The BRITs Critic's Choice nominees are never usually ones to highlight over the other artists featured in the Venn but on this year's diagram they are definitely a source of interest. First and foremost, these illusive critics have chosen not one, not two, but three women who all happen to be women of colour. This follows last years all-white cast of nominees Rag'n'Bone Man, Dua Lipa and Anne-Marie, and 2018 is the first year to see no men nominated at all since the award format's inception back in 2009. So that's all well and good, but now we get to the interesting bit. As you can see, Mabel is the only one of the three  appears on another list this year but you'd be fooled to think this is an oversight on everybody else's part. Mabel featured on both the BBC Sound and Blog Sound (R.I.P.) polls of 2016, Stefflon Don appeared on the BBC Sound poll and MTV Brand New's list for 2017, and whilst Jorja Smith was also picked for last year's BBC Sound poll she was also tipped by Apple Music for 2017. All three artists are definitely still "new" in the grand scheme of things and the trio will undoubtedly have impeccable success throughout 2018, but it's hard to deny that the BRITs aren't really opening anyone up to anything they haven't heard over the last six months.
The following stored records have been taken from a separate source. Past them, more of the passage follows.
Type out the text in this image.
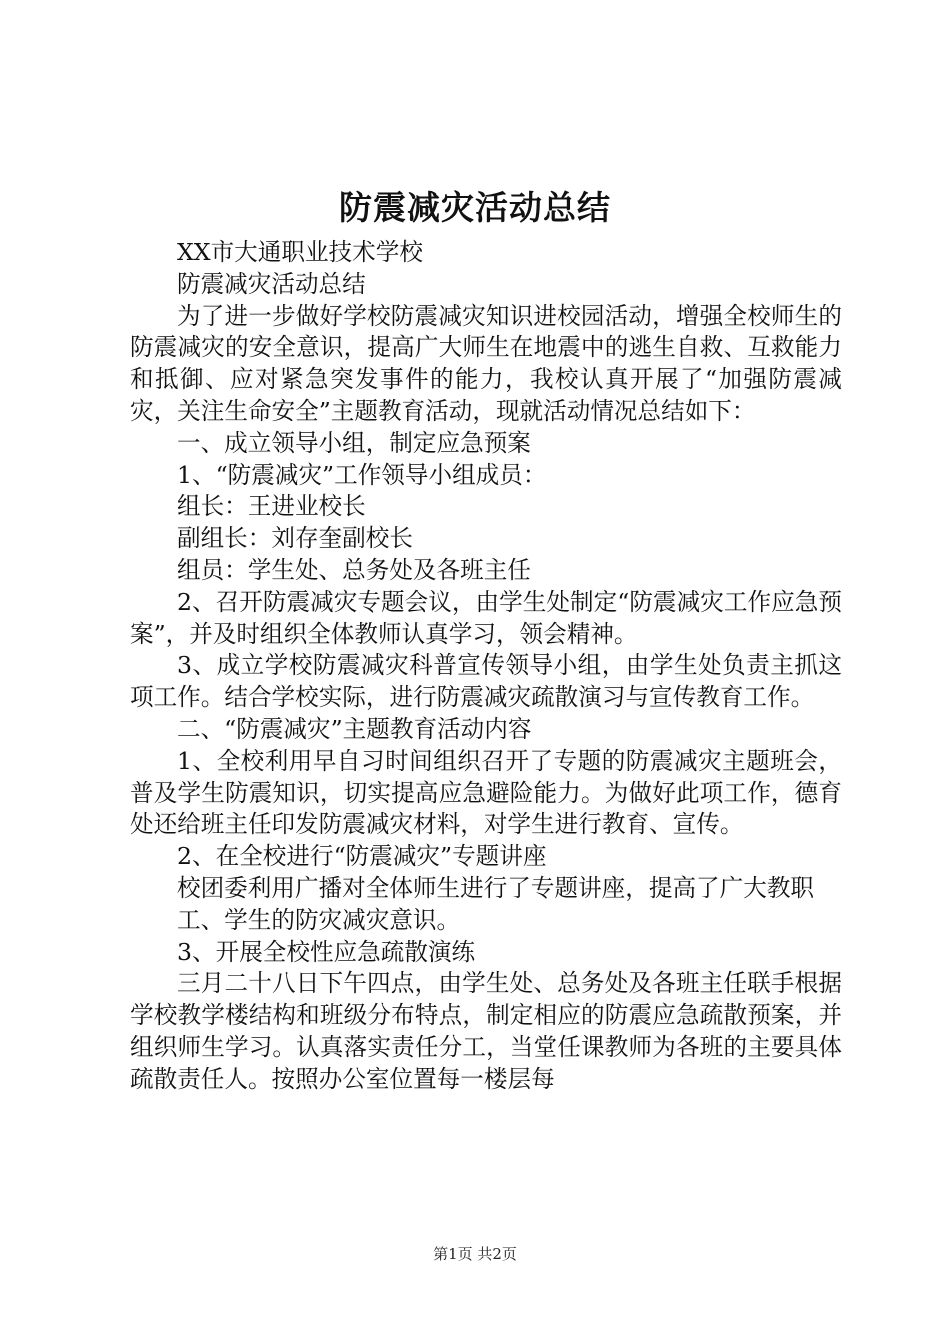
防震减灾活动总结

XX市大通职业技术学校

防震减灾活动总结

为了进一步做好学校防震减灾知识进校园活动，增强全校师生的防震减灾的安全意识，提高广大师生在地震中的逃生自救、互救能力和抵御、应对紧急突发事件的能力，我校认真开展了“加强防震减灾，关注生命安全”主题教育活动，现就活动情况总结如下：

一、成立领导小组，制定应急预案

1、“防震减灾”工作领导小组成员：

组长：王进业校长

副组长：刘存奎副校长

组员：学生处、总务处及各班主任

2、召开防震减灾专题会议，由学生处制定“防震减灾工作应急预案”，并及时组织全体教师认真学习，领会精神。

3、成立学校防震减灾科普宣传领导小组，由学生处负责主抓这项工作。结合学校实际，进行防震减灾疏散演习与宣传教育工作。

二、“防震减灾”主题教育活动内容

1、全校利用早自习时间组织召开了专题的防震减灾主题班会，普及学生防震知识，切实提高应急避险能力。为做好此项工作，德育处还给班主任印发防震减灾材料，对学生进行教育、宣传。

2、在全校进行“防震减灾”专题讲座

校团委利用广播对全体师生进行了专题讲座，提高了广大教职

工、学生的防灾减灾意识。

3、开展全校性应急疏散演练

三月二十八日下午四点，由学生处、总务处及各班主任联手根据学校教学楼结构和班级分布特点，制定相应的防震应急疏散预案，并组织师生学习。认真落实责任分工，当堂任课教师为各班的主要具体疏散责任人。按照办公室位置每一楼层每

第1页 共2页
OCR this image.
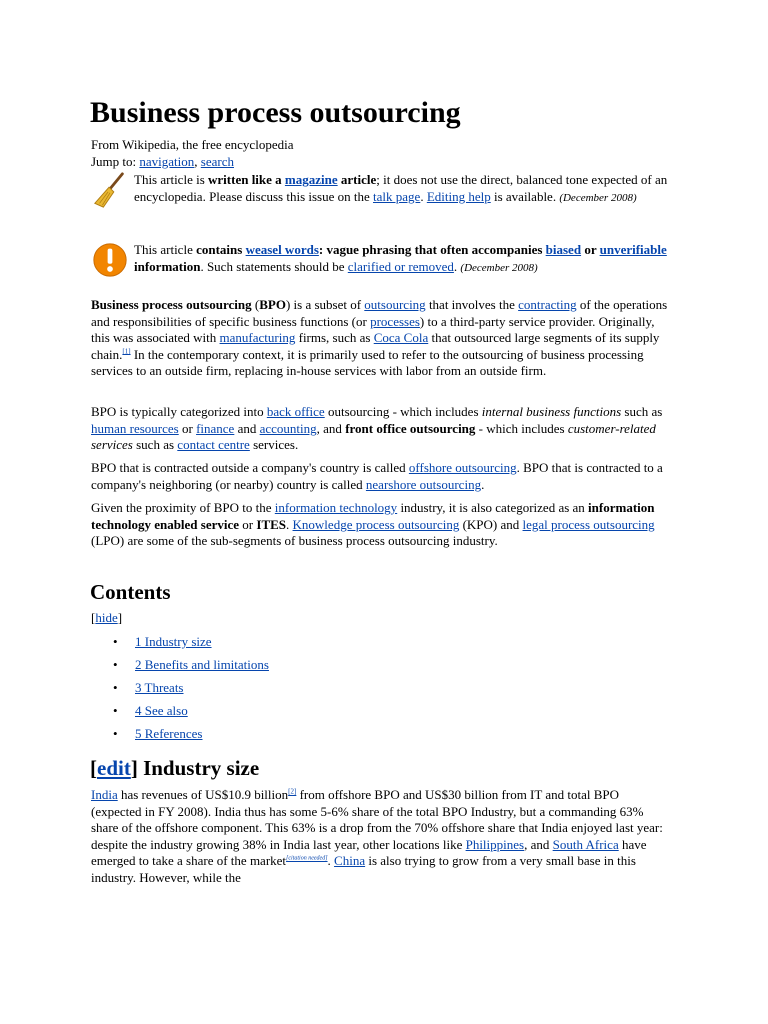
Business process outsourcing
From Wikipedia, the free encyclopedia
Jump to: navigation, search
This article is written like a magazine article; it does not use the direct, balanced tone expected of an encyclopedia. Please discuss this issue on the talk page. Editing help is available. (December 2008)
This article contains weasel words: vague phrasing that often accompanies biased or unverifiable information. Such statements should be clarified or removed. (December 2008)

Business process outsourcing (BPO) is a subset of outsourcing that involves the contracting of the operations and responsibilities of specific business functions (or processes) to a third-party service provider. Originally, this was associated with manufacturing firms, such as Coca Cola that outsourced large segments of its supply chain.[1] In the contemporary context, it is primarily used to refer to the outsourcing of business processing services to an outside firm, replacing in-house services with labor from an outside firm.

BPO is typically categorized into back office outsourcing - which includes internal business functions such as human resources or finance and accounting, and front office outsourcing - which includes customer-related services such as contact centre services.

BPO that is contracted outside a company's country is called offshore outsourcing. BPO that is contracted to a company's neighboring (or nearby) country is called nearshore outsourcing.

Given the proximity of BPO to the information technology industry, it is also categorized as an information technology enabled service or ITES. Knowledge process outsourcing (KPO) and legal process outsourcing (LPO) are some of the sub-segments of business process outsourcing industry.

Contents
[hide]
• 1 Industry size
• 2 Benefits and limitations
• 3 Threats
• 4 See also
• 5 References
[edit] Industry size

India has revenues of US$10.9 billion[2] from offshore BPO and US$30 billion from IT and total BPO (expected in FY 2008). India thus has some 5-6% share of the total BPO Industry, but a commanding 63% share of the offshore component. This 63% is a drop from the 70% offshore share that India enjoyed last year: despite the industry growing 38% in India last year, other locations like Philippines, and South Africa have emerged to take a share of the market[citation needed]. China is also trying to grow from a very small base in this industry. However, while the
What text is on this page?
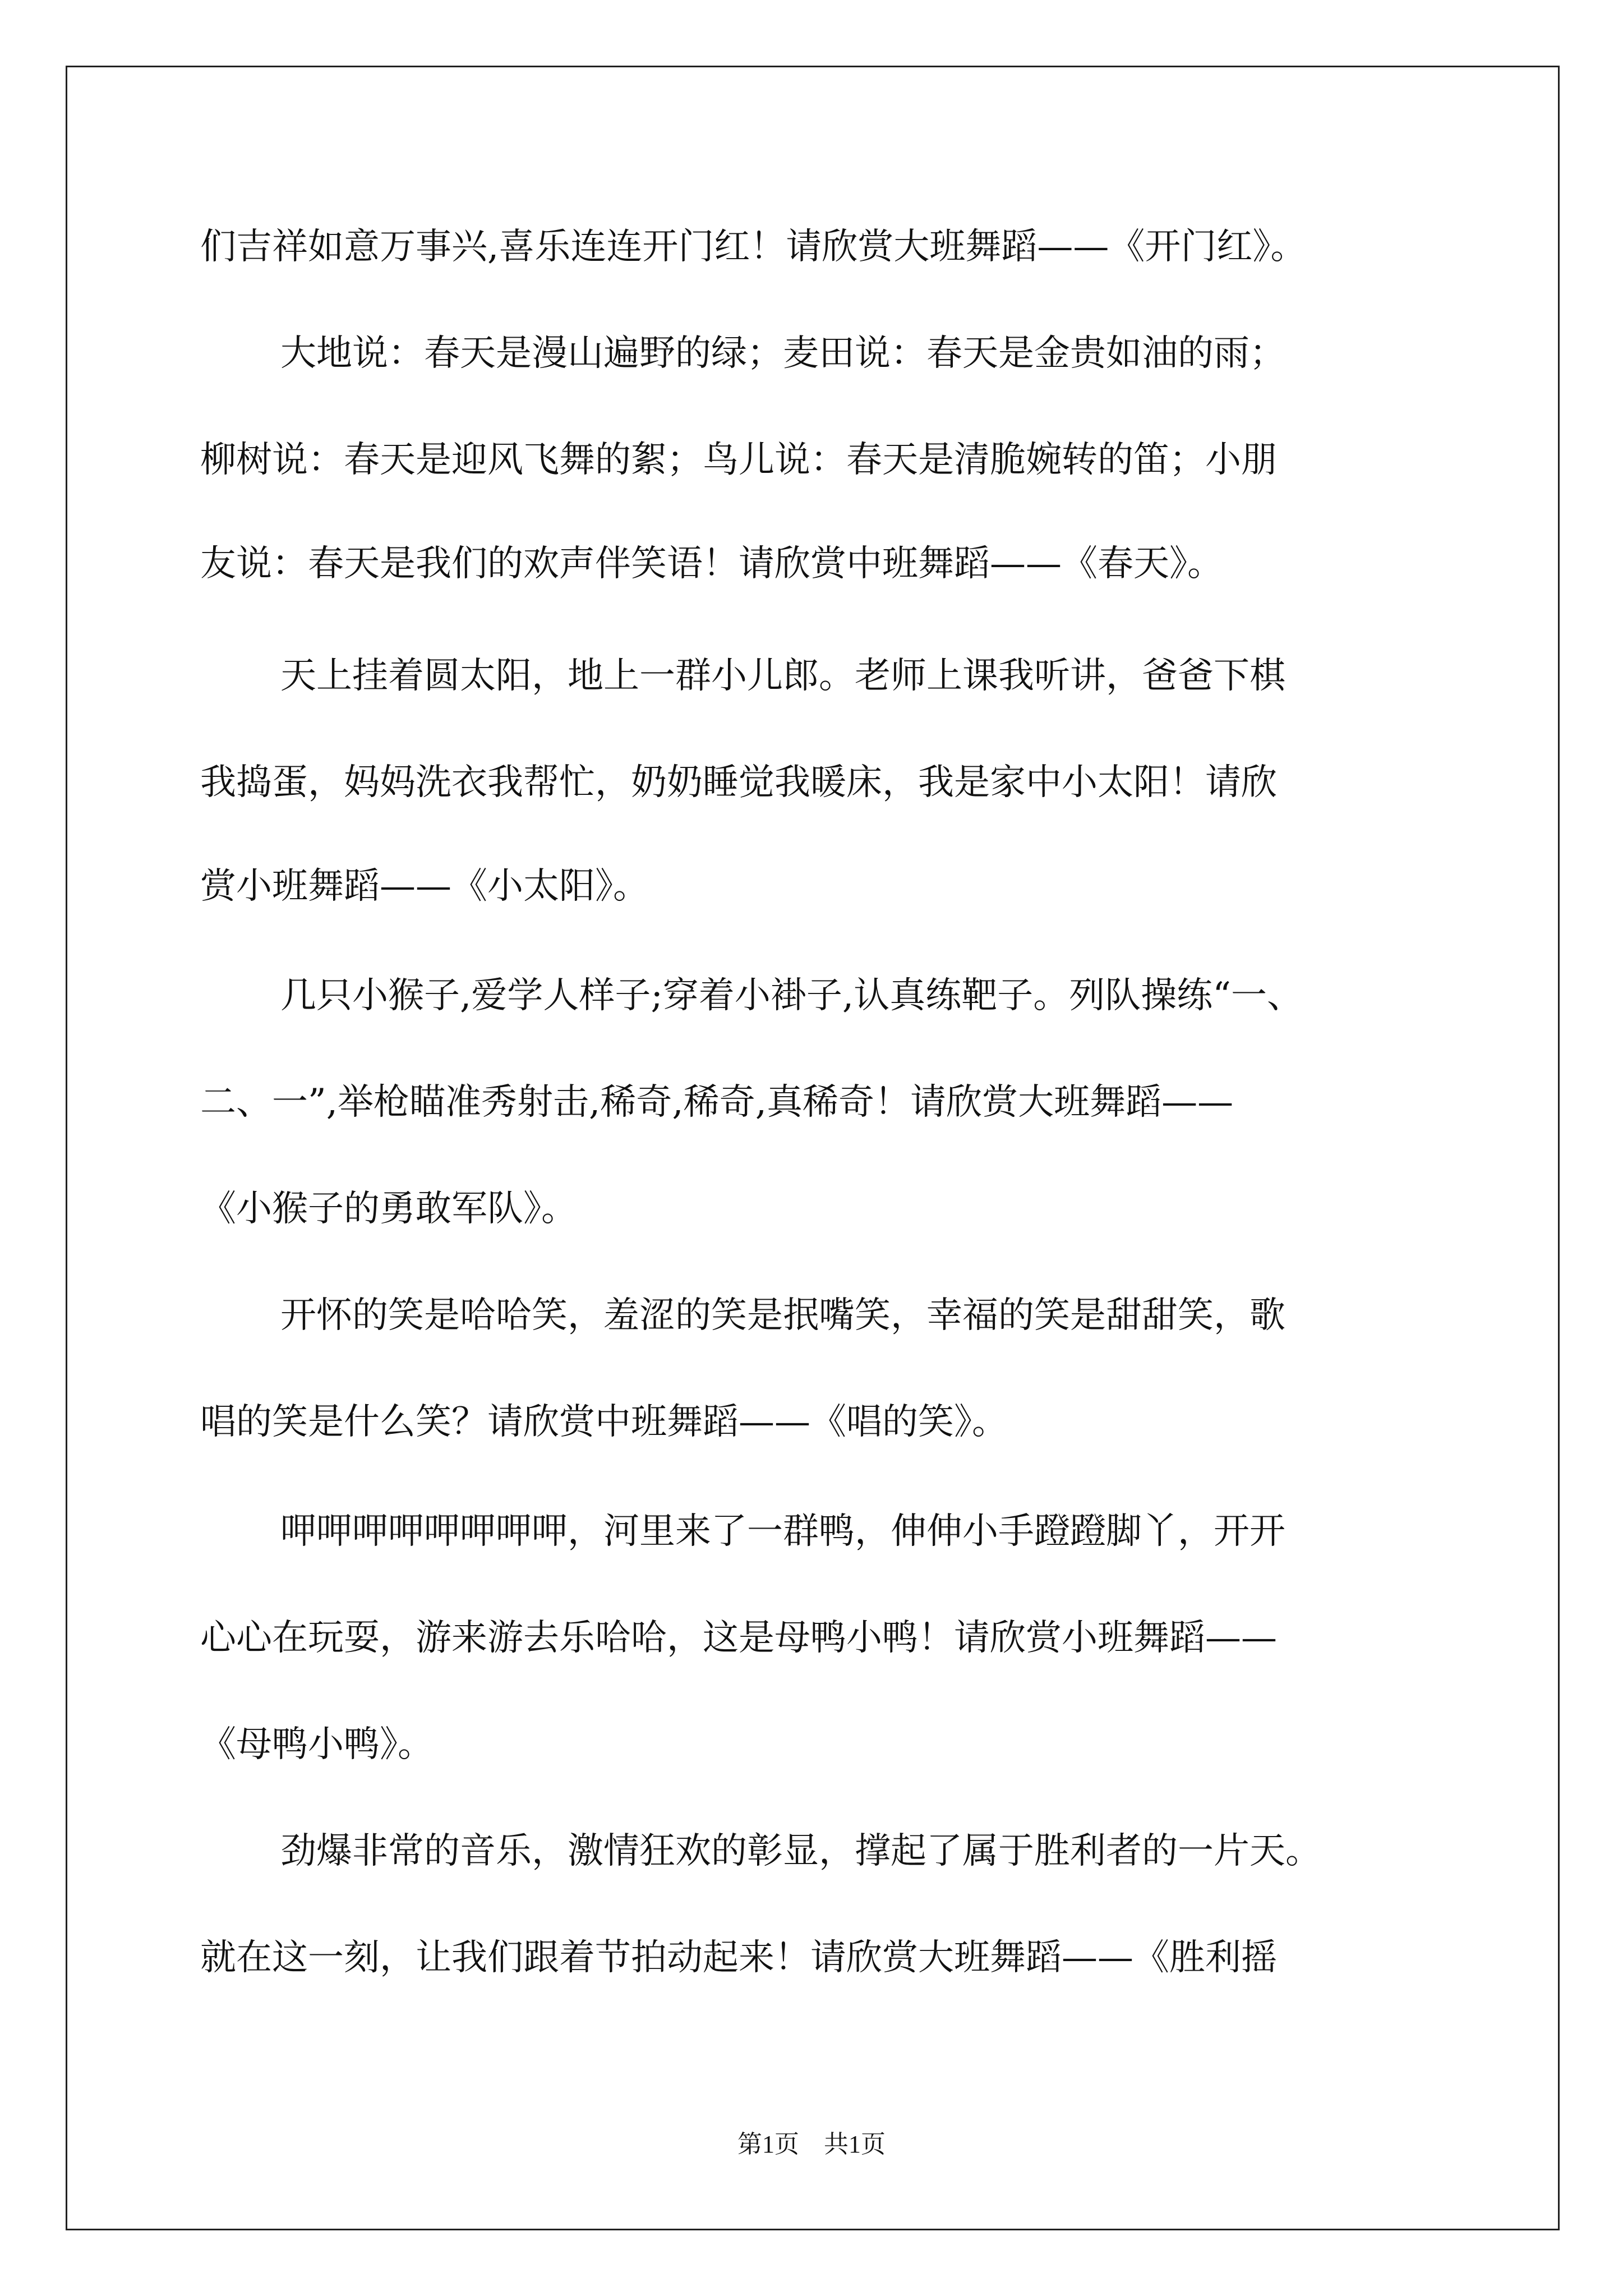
们吉祥如意万事兴,喜乐连连开门红！请欣赏大班舞蹈——《开门红》。
大地说：春天是漫山遍野的绿；麦田说：春天是金贵如油的雨；
柳树说：春天是迎风飞舞的絮；鸟儿说：春天是清脆婉转的笛；小朋
友说：春天是我们的欢声伴笑语！请欣赏中班舞蹈——《春天》。
天上挂着圆太阳，地上一群小儿郎。老师上课我听讲，爸爸下棋
我捣蛋，妈妈洗衣我帮忙，奶奶睡觉我暖床，我是家中小太阳！请欣
赏小班舞蹈——《小太阳》。
几只小猴子,爱学人样子;穿着小褂子,认真练靶子。列队操练“一、
二、一”,举枪瞄准秀射击,稀奇,稀奇,真稀奇！请欣赏大班舞蹈——
《小猴子的勇敢军队》。
开怀的笑是哈哈笑，羞涩的笑是抿嘴笑，幸福的笑是甜甜笑，歌
唱的笑是什么笑？请欣赏中班舞蹈——《唱的笑》。
呷呷呷呷呷呷呷呷，河里来了一群鸭，伸伸小手蹬蹬脚丫，开开
心心在玩耍，游来游去乐哈哈，这是母鸭小鸭！请欣赏小班舞蹈——
《母鸭小鸭》。
劲爆非常的音乐，激情狂欢的彰显，撑起了属于胜利者的一片天。
就在这一刻，让我们跟着节拍动起来！请欣赏大班舞蹈——《胜利摇
第1页　共1页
Of the 32 unique artists in the diagram above an overwhelming percentage are solo acts. 85%, in fact. There are only five acts that feature more than one member on this diagram which is pretty insane. It also highlights our next big problem; where are the bands? I hate to go all Louis Tomlinson on you but the unfortunate dismissal of rock and indie persists for yet another year and is actually ignored in its entirety in the outlook for 2018. This isn't a massive surprise where MTV and the BRITs are concerned, but it's undoubtedly a problem for the BBC and it's a shame looking at Vevo who have been sure to include a rock band for each of their past years. But overall, 2018's Vevo Dscvr list seems to miss the mark a little, which, as someone who looks forward to their list every year, is quite disappointing.

On we trot to issue number three. There is an abundance of black representation across the board on these lists, and most notably courtesy of Vevo with seven of their 20 artists being of black origin. This is clearly not the problem. Last year, on this episode of Tom Aspaul's Bottle Pop podcast (sorry, it doesn't appear to be on Apple Podcasts right now) Leo Kalyan explains that it's all well and good that there is all of this black representation but what about everybody from every other ethnic background on the planet? Without delving deep into the family history of everybody on this list Yaeji (Korean-American) and Superorganism vocalist Orono Noguchi (Japanese-American) are the only other obvious people of colour. As things go, I guess this is far more inclusive than one may expect but the genres spanned by the black artists on these lists aren't particularly vast by any stretch of the imagination. At this point I would actually like to highlight Vevo's inclusion of Colombian reggaeton singer/songwriter Feid which is quite the curveball but does make sense given reggaeton's surge in popularity over 2017.

Let's end on a high; who am I pleased to see on here? Both Alma and Billie Eilish are artists I feel very strongly about and it's no doubt that they will both have whirlwind 2018s - I'm hope for a debut album from them respectively too. I'm quite the fan of Au/Ra but I'm concerned this tip from Vevo has come just a little too early. The teenager has a huge amount of potential but I don't think her songwriting capability is mature enough yet to rub shoulders with some of her tip list peers. This was the first time I'd listened to London based eighteen year old Col3trane and of the artists I hadn't heard much (if anything) from before, he was the one I thought could be the most exciting. The one other act I was very pleasantly surprised to see upon MTV Brand New's list is Bad Sounds. The duo put out two really promising EPs last year and their peculiar electro-indie-pop brings something a little fresher to the table and doesn't seem to take itself too seriously.

But I can not let one glaring omission from this diagram slide. Where are Brockhampton? The California based boyband are my one and only tip for TWENTYGAYTEEN, and putting my stan level to one side, I can't really understand why UK (and global, to be honest) publications don't seem to be paying them any attention. Off their own backs in 2017 the collective released three entire albums, each one building and improving on its predecessor, they're playing sold out shows across America and they're working on a feature length film. If this isn't boybands, pop music, hip hop, and gay representation in music flipped on it's head then I don't know what is.